There is an old movie trailer where people are running away from something and screaming their heads off - maybe The Blob movie, I don't really know - but it's been used in promos or advertising over the years as a recognizable example of a hideous monster or something nobody wants to face. That is exactly how I feel right now about virtual/at-home pandemic school which starts for us Monday morning. It's coming for me y'all and I'm scared!

I thought after my four kids barely crossed the finish line of homeschool crap in May that it was all over. That I wouldn't ever have to do that again. I wouldn't have to mess with another zoom meeting or fraction ever again! I kept telling the kids back then, "just a few more days, and then this will all get worked out over the summer. This will all go back to normal in the fall," I promised them.

I was sorely mistaken.

I've moved them here across the country to a new area, a new neighborhood and a new school where they don't know anyone. Coronavirus sure put a kink in our plans to get out and meet other people and get to know kids or attempt any kind of normal life before school started. Yes, so many other kids are in the same boat, I know. But their boats are at least surrounded by people they know like family and friends to help them navigate the waters a bit. My kids are in a single solitary dinghy with me as their inadequate, unqualified captain. This ship is most definitely going down Titanic-style.

Our new school is implementing homeschool/at-home learning at least until mid-October, when they will reassess whether or not kids will go back to in-school class time if at all. I had wrongly promised them over these summer months, "this will all be better once you get back to school and make friends." My heart (and anxious mind) started racing when I got the email about this schoolyear's start up plan. The words "zoom meetings," "assignments," "homework progress," "tests" - all became a blur and I only saw a flashback of my frustrated youngest child in tears because mommy sucks at multi-tasking as teacher and mom. I don't have the patience. I don't have the knowledge for questions about eighth grade algebra, or fifth grade math (actually third grade math might even give me a run for my money). I don't want to go back to anxious teacher-mom mode. It's not healthy for me or my kids. They miss friends, children their age, teachers, learning and interaction and praise from educators who are qualified to do this. Who are good at this.

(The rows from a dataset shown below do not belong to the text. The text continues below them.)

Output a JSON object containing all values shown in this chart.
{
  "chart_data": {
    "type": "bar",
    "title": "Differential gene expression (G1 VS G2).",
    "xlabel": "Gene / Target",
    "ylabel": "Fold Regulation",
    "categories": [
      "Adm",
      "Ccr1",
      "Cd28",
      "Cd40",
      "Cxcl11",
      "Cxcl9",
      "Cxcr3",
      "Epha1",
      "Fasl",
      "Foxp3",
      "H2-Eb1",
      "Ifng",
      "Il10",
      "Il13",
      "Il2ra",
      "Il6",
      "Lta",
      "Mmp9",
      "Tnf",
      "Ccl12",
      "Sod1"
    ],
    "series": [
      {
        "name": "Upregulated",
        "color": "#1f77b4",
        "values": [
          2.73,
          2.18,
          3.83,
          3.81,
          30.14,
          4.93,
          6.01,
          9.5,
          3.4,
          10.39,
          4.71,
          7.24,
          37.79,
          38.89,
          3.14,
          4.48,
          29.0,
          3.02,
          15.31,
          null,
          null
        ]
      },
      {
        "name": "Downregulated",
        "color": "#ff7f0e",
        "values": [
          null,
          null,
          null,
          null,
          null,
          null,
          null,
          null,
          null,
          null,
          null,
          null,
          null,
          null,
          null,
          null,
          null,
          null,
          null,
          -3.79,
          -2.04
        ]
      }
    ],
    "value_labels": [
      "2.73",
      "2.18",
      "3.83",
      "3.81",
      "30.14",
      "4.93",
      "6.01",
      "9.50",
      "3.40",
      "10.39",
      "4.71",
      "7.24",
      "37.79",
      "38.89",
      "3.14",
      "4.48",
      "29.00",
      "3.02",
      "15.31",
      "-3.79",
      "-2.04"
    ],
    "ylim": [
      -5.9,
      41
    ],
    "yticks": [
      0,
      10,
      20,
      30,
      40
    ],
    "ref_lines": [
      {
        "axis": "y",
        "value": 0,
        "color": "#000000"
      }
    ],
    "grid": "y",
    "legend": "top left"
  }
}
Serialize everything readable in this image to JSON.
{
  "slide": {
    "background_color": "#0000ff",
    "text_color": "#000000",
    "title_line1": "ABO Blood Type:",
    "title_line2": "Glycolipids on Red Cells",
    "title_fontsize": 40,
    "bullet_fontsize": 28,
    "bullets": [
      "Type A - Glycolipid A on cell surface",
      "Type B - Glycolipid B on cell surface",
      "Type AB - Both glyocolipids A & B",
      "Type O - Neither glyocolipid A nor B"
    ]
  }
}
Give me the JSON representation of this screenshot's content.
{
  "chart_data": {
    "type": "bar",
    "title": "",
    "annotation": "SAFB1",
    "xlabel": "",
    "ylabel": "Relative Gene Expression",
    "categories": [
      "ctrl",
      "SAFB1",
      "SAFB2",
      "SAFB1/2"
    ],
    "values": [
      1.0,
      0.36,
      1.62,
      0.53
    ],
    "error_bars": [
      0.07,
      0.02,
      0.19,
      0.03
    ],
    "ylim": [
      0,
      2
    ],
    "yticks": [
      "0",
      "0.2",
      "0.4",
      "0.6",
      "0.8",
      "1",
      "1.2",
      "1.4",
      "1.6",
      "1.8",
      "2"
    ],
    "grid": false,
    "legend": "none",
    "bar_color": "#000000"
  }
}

There is no answer, I know. That's the ONLY thing I know to be true right now - no matter which way you sway, either "YES, SEND KIDS BACK" or "NO, KEEP THEM HOME" you are fought with opposition and uncertainty. I know other parents share this frustration, especially those single parents having to do it alone. I hate that this has become everyone's 'new normal' - and I'm no stranger to testing out 'new normal' for my family either. All I know is the growing anxiety and unhappiness I feel that are headed straight for this home on Monday morning is as hideous a monster as I can imagine right now.